9月1日:デジタル庁発足らしい

9月1日(水):デジタル庁発足らしい

 

 今日、デジタル庁というところが発足したらしい。ニュースで聞いた。まあ、正直に言って、デジタル庁って何するんや?ってのが僕の本音だ。

 コンピューターに詳しいスタッフを民間企業などから集めたそうだ。技術が優れていることはもちろんであるが、倫理にも優れた人材なのかどうか不明だ。

 マイナンバーカードも普及させるとか。僕はそれに反対しないけれど、今の政府を見ていて、こんな連中に情報を預けていいのかという思いがある。そのことはいつかここでも書いたことじゃなかったかな。情報提示を求められて、いつまでも資料を探してますと答えたり、秘書がシュレッダーにかけたなどと言ったり、つい先日とか昨年の資料でも紛失しましたとか処分しましたとか言っている政党である。本当に大丈夫かという不安を覚えるのは自然なことではないか。

 

 社会がデジタル化していく。ところが人間も、その他の動物も含めて、生物はデジタルではないのだ。人間はデジタルな存在ではないのに、この社会と時代が人間をデジタルに強制的に変えていくのだ。僕はそれは恐ろしいことでもあると感じている。自然はすべてアナログなのに、デジタルの世界でデジタル化した人間として生きることは、自然としての人間を破壊することである。自然であったものを壊して、不自然なもの、自然からかけはなれたものを自ら作っていかなければならないのだ。それが現代の人間の実存様式なのだ。

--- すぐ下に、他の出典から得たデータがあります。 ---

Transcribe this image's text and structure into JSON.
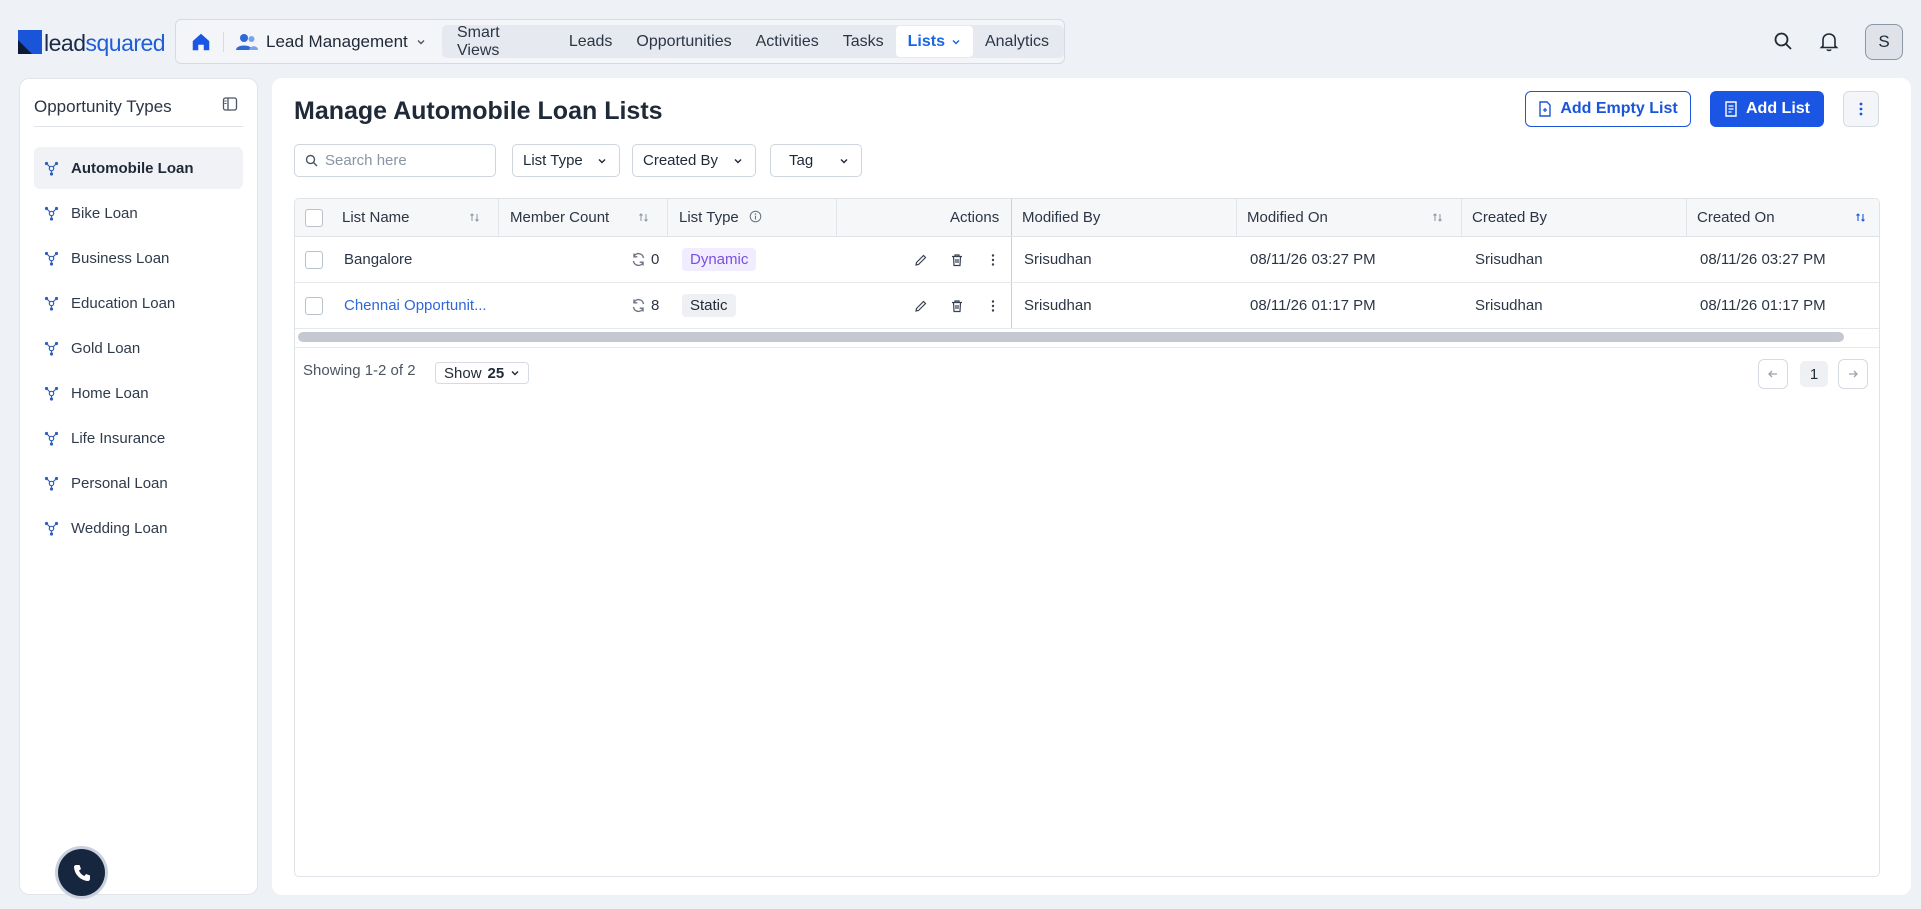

 心の病は、不自然化してくる圧力に対しての自然の部分の抵抗である。そういう一面がある。社会の病理と深く関わるのである。親子関係、家族関係よりも、そちらの方が大きいと僕は思っている。いくら良好な親子関係を経験した人であっても、異常な社会に生きていると異常になるわけだ。

 しかし、人は社会から切り離されて生きていくわけにはいかない。もし、それをしようと欲するなら、それ相当の覚悟をしなければならない。言わば文明から切り離された一生を送ることになるからである。

 人はこの社会に適応しつつ、自然としての人間をも生きなければならない。デジタル化が進めば進むほど、人は生き辛くなるものだ。生きることが難しくなってくるものだと思う。便利さや合理性は必ずしも生きやすさにつながるとは限らないのだ。

 

 デジタル化人間の一番の特徴は「退屈」にあると僕は信じている。彼らは自分自身にも、生活にも、自分の人生にも「退屈」してしまうのだ。その人生には楽しいことはあり得ても、喜びはごくわずかである。本当に自分自身が充実するという機会をデジタル化は人から奪う。こんな世界に生きるのはイヤだと僕は思っている。